The Americans came on the scene:
  • (The Washington Post On Theodore Roosevelt:) "He has at all times been far too theatrical for our taste."
  • Alfred T. Mahan.'s world-shaking Influence of Sea Power upon History... was published in 1890. He had arrived at the extremely simple theory that national greatness and commercial supremacy were directly related to supremacy at sea... Like so many such iron-willed theorists, he had a knack for making his case so that it seemed indisputable.
  • "It is sea power which is essential to every splendid people," Lodge lectured the nation from the Senate floor.
  • The canal was the thing to bestir "the aggressive impulse," and turn the American people from their "peaceful gainsaying" ways... With the isthmian barrier broken, the Caribbean would become not simply a prime commercial crossroads, but a vital military highway.
  • "I curled up on the seat opposite," said Kipling, "and listened and wondered, until the universe seemed to be spinning round and Theodore (R) was the spinner."

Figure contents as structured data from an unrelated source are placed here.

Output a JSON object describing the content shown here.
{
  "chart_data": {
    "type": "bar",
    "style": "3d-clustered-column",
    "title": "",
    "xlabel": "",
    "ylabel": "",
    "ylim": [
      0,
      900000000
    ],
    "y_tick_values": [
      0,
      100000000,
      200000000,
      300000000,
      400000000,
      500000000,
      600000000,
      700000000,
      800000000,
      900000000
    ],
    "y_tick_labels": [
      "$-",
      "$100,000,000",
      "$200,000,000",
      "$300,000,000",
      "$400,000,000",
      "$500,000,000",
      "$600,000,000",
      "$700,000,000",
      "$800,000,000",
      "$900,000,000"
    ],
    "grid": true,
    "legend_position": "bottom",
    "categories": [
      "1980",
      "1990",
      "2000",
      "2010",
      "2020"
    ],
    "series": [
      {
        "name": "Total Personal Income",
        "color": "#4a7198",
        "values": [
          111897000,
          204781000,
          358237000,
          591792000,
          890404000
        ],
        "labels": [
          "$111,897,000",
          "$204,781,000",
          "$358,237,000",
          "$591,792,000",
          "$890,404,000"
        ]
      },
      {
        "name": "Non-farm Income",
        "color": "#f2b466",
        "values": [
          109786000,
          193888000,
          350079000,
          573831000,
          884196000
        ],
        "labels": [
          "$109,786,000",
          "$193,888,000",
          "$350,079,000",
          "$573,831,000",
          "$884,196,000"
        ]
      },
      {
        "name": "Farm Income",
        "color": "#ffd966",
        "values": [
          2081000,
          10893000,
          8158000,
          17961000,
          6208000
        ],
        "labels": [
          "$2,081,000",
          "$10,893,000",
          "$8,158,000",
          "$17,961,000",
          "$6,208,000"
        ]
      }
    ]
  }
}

  • Mahan wrote, "if the love of mere glory is selfish, it is not quite so low as the love of mere comfort."
  • In the Senate, (John Tyler) Morgan noted that England had once done everything short of war to prevent the canal at Suez, but then took it over after the work was completed. Allegedly this could again be the intent.
  • ... such "Lords of Creation" as H. H. Rogers, W. K. Vanderbilt, and John "Bet-a-Million" Gates.
Spoilers:
  • By playing up Panama (the railroads) hoped to stall a congressional decision on Nicaragua.
  • "Talk about buying a lawsuit," wrote William Randolph Hearst, "the purchase of the Panama Canal would be buying a revolution."